Indemnification: Client will indemnify and defend DragonFly 360 Imaging against all claims, liability, damages, costs, and expenses, including legal fees and expenses, arising out of the creation or any use of the Photos or materials furnished by client. It is the client’s responsibility to obtain the necessary model or property releases and ensure they are in full effect and in force.
General Law/Arbitration: This Agreement sets forth the entire understanding and agreement of the parties, and supersedes any and all prior agreements between the parties. This Agreement shall be governed and interpreted and enforced in accordance with the laws of the State of New Mexico. Any claim or litigation arising out of this agreement or its performance may be maintained only in courts physically located in New Mexico, and the parties hereby consent to the personal jurisdiction of such courts. In the event of any litigation arising out of or relating to this Agreement, the prevailing party shall be entitled to recover its attorneys’ fees incurred in the litigation. If parties are unable to resolve the dispute by negotiation, either party may start mediation and/or binding arbitration in a forum mutually agreed to by the parties.
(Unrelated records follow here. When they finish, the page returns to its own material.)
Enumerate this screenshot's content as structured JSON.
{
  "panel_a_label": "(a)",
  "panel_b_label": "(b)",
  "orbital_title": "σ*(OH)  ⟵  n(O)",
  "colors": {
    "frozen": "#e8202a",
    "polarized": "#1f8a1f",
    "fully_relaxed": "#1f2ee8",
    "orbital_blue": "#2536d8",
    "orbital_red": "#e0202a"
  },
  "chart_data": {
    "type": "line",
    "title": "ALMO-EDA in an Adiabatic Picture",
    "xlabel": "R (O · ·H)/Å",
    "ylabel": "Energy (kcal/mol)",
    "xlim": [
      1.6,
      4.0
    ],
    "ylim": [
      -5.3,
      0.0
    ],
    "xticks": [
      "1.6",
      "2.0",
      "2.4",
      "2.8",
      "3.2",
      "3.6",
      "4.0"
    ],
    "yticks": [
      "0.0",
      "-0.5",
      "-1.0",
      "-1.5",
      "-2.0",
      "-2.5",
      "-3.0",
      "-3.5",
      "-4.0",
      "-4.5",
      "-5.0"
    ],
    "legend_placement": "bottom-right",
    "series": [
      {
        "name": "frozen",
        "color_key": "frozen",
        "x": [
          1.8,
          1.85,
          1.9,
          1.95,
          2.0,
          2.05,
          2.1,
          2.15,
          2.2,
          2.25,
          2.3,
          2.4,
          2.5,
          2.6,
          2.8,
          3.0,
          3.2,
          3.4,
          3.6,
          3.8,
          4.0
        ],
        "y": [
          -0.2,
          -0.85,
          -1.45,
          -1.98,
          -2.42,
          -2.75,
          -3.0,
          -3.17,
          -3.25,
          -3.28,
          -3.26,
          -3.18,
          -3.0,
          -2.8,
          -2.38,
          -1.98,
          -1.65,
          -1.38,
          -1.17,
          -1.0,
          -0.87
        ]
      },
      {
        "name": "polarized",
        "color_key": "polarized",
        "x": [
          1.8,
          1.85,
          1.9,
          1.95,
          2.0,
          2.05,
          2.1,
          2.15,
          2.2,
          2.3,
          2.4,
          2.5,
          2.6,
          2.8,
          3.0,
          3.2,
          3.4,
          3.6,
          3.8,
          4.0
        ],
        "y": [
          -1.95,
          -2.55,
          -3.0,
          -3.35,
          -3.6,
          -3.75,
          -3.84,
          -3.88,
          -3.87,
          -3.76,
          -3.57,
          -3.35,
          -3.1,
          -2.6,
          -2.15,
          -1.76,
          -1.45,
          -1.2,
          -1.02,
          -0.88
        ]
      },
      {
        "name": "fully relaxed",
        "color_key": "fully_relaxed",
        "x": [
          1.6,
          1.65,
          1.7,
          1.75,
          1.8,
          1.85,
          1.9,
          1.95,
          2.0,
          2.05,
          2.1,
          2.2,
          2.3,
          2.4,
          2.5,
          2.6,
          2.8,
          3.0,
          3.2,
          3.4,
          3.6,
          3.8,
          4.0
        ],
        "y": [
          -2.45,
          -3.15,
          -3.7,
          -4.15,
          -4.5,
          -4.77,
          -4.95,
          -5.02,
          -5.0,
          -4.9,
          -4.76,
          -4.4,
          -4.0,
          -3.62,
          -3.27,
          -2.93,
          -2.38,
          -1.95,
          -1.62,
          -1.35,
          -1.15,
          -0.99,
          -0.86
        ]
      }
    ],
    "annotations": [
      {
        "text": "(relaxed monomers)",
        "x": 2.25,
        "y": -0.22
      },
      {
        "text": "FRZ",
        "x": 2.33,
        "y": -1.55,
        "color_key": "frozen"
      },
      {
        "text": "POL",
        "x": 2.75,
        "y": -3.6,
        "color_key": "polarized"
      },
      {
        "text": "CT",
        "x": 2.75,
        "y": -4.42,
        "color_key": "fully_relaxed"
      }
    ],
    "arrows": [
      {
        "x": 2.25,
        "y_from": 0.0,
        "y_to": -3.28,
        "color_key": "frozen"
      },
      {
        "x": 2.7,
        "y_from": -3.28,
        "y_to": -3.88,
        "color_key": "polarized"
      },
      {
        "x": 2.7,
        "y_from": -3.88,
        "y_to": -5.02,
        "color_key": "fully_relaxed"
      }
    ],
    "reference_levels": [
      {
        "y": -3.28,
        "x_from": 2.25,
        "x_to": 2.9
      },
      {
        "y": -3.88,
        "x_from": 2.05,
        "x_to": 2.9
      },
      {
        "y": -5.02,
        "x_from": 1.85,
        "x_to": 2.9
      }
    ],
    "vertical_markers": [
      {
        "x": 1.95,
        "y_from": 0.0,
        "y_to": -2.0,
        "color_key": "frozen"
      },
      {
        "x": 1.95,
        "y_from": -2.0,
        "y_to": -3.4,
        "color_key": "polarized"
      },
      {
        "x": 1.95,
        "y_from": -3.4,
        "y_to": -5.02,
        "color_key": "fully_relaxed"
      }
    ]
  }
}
Severability: If one or more of the provisions contained in the Agreement is found to be invalid, illegal or unenforceable in any respect, the validity, legality and enforceability of the remaining provisions shall not be affected. Such provisions shall be revised only to the extent necessary to make them enforceable.
Waiver: No action of either party may be construed to waive any provision of this Agreement and a single or partial exercise by either party of any such rights or remedies will not preclude further exercise of other rights or remedy.
This agreement is final and binding and between DragonFly 360 Imaging and the listing agent or agency that scheduled the services online by agreeing to terms and conditions.